The Implications being... by Christopher+B.+Brown · 2000-09-14 02:29 · Score: 3
- ... The real findings that a research project would represent answers to the question: What search engines ignore the robots.txt file? so that any "inclusions" represent either:
  - Search engines that don't respider very often, thus providing obsolete data, or
  - Search engines that ignore requests not to spider, and that thus are bad Internet "citizens."
- ... That this was a very successful "troll" for discussion on the part of both the research group as well as the operators of Slashdot.
  After all, if there was no "crime" to complain about, and any "damage" was done by themselves to themselves, this never merited one story let alone two.
  Since no lawyers were involved, it's not a case where "the lawyers won" (as is often seen in big, bloody trials); instead, it could be said that "the journalists won," as they got a bunch of blather out of no real story.
--
If you're not part of the solution, you're part of the precipitate.
Re:So what about yahoo? by kaphka · 2000-09-14 02:42 · Score: 3

Considering that Yahoo! is compiled by humans, not robots, it would be kind of insulting to expect them all to "parse" robots.txt.

--
MSK
Re:robots.txt by don_carnage · 2000-09-14 01:56 · Score: 3

The robots.txt file is used at the web-root to prevent search engines from indexing certain parts of your website -- not the whole site all-together.
See this link for more information.

--

--
Wooden armaments to battle your imaginary foes!
what good is a robots.txt nowadays... by 2quam4 · 2000-09-14 02:00 · Score: 4

Even with robots.txt utilizing:
User-agent: *
Disallow: /
I continue to receive spidering from companies such as NetCurrents and Cyvelliance because it is easy to ignore robots.txt. Rude, yes -- but easy. It is also easy for me to deny access via Apache, but bots from companies such as the above mentioned continue aggressive spidering.

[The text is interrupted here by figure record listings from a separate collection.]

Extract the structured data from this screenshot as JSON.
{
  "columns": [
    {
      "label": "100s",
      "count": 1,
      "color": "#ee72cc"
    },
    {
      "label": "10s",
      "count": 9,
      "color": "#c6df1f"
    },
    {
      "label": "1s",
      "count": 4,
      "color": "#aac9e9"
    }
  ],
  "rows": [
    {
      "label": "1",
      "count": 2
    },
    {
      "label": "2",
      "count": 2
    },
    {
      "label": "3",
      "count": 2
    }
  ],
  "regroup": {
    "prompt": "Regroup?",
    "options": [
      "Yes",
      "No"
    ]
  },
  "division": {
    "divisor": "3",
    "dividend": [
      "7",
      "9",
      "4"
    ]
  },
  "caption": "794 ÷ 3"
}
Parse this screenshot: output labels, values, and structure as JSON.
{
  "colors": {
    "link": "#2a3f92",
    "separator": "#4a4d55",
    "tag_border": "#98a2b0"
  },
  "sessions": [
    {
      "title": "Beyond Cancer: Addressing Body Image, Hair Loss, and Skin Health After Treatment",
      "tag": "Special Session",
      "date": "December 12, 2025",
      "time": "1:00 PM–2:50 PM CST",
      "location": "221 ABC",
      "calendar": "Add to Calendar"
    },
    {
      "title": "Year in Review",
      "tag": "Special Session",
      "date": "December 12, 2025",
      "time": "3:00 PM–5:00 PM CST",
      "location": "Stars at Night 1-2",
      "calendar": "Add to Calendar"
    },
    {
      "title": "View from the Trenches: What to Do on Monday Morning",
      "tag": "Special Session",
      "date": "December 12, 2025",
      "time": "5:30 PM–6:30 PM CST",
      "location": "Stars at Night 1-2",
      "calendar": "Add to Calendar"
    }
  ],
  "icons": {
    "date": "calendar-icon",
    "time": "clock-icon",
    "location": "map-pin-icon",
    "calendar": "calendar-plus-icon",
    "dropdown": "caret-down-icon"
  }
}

It seems that standards (such as those for robots.txt) are useless, particularly for companies who spider the Net in search of copyright/trademark violations.

Granted, some companies have an interest in policing their products, but when do they go too far? Wouldn't deliberate/aggressive spidering into areas of my site which I have instituted restrictions/blocking constitute some sort of invasion of privacy? If a government entity is doing the spidering, wouldn't a search warrant be required?